Dihadapan majelis hakim yang diketuai oleh Sabarulina Ginting, JPU Kadlan menegaskan, bahwa terdakwa Ria terbukti melanggar Pasal 75 ayat (2) Undang-Undang No 36 Tahun 2009 Tentang Kesehatan.

Dalam kasus ini, dua terdakwa lain yakni dr Jihar Sinaga dituntut 1 tahun 6 bulan penjara dan Erikson Sinaga dituntut 3 tahun penjara. JPU meyakini kedua terdakwa ditangkap polisi saat melakukan aborsi terhadap Lisda br Harahap yang lagi hamil 3 minggu pada 9 Mei 2016 lalu.

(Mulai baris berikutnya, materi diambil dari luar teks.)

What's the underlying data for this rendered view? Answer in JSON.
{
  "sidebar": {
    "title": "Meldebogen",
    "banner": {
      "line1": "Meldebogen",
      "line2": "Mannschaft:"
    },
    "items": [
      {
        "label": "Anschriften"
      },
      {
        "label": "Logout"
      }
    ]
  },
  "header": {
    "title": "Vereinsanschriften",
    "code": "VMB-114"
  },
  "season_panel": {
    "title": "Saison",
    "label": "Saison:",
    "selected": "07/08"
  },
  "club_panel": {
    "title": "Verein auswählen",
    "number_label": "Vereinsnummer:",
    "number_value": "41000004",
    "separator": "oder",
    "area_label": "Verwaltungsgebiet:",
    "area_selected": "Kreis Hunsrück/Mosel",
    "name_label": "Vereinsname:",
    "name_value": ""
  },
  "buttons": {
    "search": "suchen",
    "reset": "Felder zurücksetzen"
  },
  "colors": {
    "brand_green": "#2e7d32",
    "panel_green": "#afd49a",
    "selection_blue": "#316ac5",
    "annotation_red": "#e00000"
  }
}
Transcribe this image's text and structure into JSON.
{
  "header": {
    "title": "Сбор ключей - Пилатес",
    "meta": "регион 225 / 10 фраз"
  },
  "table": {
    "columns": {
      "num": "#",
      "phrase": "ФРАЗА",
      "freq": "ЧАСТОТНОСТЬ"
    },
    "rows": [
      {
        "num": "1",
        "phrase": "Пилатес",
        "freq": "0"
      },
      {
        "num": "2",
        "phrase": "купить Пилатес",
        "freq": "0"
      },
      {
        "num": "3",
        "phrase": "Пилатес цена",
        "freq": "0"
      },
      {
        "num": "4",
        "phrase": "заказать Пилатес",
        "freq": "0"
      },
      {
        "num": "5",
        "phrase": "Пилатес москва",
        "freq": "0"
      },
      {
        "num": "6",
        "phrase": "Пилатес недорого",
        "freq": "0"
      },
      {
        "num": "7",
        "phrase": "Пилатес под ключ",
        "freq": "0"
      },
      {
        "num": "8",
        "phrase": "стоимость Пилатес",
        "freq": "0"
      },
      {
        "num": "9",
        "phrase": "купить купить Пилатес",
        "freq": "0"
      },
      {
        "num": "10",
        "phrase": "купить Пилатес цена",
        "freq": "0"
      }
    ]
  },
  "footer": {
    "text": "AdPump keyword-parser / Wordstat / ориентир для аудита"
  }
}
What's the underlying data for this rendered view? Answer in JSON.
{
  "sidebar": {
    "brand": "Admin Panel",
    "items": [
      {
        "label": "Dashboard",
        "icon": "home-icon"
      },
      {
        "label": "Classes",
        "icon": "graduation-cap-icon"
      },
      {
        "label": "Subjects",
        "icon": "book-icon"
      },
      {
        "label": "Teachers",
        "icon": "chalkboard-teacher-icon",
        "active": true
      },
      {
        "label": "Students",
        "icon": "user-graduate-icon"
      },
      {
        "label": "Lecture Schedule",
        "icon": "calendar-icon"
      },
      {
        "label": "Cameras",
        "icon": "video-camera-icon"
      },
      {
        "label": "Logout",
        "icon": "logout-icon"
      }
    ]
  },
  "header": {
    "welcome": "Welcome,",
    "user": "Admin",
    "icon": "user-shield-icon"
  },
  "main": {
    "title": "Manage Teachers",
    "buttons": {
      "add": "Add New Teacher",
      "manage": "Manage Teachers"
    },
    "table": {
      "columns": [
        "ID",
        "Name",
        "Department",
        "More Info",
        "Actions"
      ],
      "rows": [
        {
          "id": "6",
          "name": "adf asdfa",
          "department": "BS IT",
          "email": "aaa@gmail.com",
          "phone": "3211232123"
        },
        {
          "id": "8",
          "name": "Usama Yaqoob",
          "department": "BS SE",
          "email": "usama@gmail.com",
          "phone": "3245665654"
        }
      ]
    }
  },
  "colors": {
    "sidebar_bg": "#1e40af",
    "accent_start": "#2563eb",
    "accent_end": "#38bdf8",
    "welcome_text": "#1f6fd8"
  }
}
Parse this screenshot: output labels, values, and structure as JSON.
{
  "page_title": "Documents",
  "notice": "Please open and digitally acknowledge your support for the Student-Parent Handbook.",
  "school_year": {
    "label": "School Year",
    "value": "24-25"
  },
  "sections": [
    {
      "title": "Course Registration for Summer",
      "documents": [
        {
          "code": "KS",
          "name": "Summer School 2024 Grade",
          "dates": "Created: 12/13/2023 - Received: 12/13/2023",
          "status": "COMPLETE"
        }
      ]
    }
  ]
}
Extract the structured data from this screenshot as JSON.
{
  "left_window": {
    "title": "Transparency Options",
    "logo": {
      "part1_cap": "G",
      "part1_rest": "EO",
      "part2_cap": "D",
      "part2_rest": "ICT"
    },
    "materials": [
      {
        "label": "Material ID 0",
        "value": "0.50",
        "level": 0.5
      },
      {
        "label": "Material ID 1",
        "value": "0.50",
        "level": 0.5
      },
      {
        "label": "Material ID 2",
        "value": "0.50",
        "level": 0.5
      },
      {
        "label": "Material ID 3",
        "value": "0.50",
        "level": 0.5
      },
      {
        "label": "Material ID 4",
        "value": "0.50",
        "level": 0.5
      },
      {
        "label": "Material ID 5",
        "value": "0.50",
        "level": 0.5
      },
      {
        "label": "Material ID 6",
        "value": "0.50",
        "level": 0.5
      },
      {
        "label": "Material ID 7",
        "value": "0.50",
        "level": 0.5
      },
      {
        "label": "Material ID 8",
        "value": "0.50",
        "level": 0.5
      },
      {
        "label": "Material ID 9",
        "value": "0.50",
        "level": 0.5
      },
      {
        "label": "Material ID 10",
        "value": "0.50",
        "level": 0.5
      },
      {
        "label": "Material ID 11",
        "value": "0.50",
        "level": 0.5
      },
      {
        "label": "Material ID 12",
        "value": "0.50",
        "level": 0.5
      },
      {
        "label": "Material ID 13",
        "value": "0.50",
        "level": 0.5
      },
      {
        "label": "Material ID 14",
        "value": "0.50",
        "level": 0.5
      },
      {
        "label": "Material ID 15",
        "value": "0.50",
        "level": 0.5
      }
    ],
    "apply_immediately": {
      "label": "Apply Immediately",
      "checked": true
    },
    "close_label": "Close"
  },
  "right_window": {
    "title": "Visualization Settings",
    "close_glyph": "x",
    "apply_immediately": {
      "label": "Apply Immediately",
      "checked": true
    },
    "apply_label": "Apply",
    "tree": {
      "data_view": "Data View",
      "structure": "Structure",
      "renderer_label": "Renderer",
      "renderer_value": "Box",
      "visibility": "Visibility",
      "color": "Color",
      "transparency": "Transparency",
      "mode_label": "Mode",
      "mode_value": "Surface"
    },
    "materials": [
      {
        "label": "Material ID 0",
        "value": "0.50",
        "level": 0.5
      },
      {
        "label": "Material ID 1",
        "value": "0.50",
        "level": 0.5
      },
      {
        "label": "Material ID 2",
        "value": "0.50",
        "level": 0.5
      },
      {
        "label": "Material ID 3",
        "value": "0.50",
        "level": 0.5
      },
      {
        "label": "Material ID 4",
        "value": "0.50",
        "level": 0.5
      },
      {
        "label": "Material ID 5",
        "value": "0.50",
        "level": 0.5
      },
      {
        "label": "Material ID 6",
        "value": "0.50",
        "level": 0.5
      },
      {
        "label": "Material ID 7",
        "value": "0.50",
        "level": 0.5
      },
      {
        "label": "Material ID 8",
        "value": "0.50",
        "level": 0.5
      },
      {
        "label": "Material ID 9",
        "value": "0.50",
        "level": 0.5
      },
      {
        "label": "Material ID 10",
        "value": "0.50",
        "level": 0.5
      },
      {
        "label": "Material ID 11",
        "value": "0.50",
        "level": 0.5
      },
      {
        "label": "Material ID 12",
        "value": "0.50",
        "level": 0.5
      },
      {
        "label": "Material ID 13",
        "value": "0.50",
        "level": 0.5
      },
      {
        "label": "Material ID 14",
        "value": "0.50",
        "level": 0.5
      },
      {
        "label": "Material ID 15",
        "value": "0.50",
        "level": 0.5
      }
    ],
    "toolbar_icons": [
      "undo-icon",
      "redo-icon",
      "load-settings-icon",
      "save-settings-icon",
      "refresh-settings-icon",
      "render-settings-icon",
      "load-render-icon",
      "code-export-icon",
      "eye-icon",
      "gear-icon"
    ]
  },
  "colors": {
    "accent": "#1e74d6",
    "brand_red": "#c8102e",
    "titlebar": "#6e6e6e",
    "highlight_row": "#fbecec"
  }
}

Saksi korban mengakui, sebelum ke Klinik Budi Mulia terlebih dahulu dirinya berobat ke Klinik Ridho di Jalan Medan-Binjai KM 12, Sei Semayang, Sunggal. Saat itu, korban merasa sakit perut ditangani dr Nova.

Tapi, setelah diberi obat, korban malah pendarahan. Kemudian, dr Nova menyarankan korban berobat ke Klinik Budi Mulia yang lokasinya tidak jauh dari Klinik Ridho.

Menurut korban, setelah ditangani dr Jihar Sinaga di Klinik Budi Mulia, akhirnya praktek aborsi itu berhasil diungkap aparat kepolisian. Selain dr Jihar, turut diamankan dr Erikson Sinaga selaku pemilik Klinik Budi Mulia berikut Ria Ayu Lestari bidan di klinik tersebut.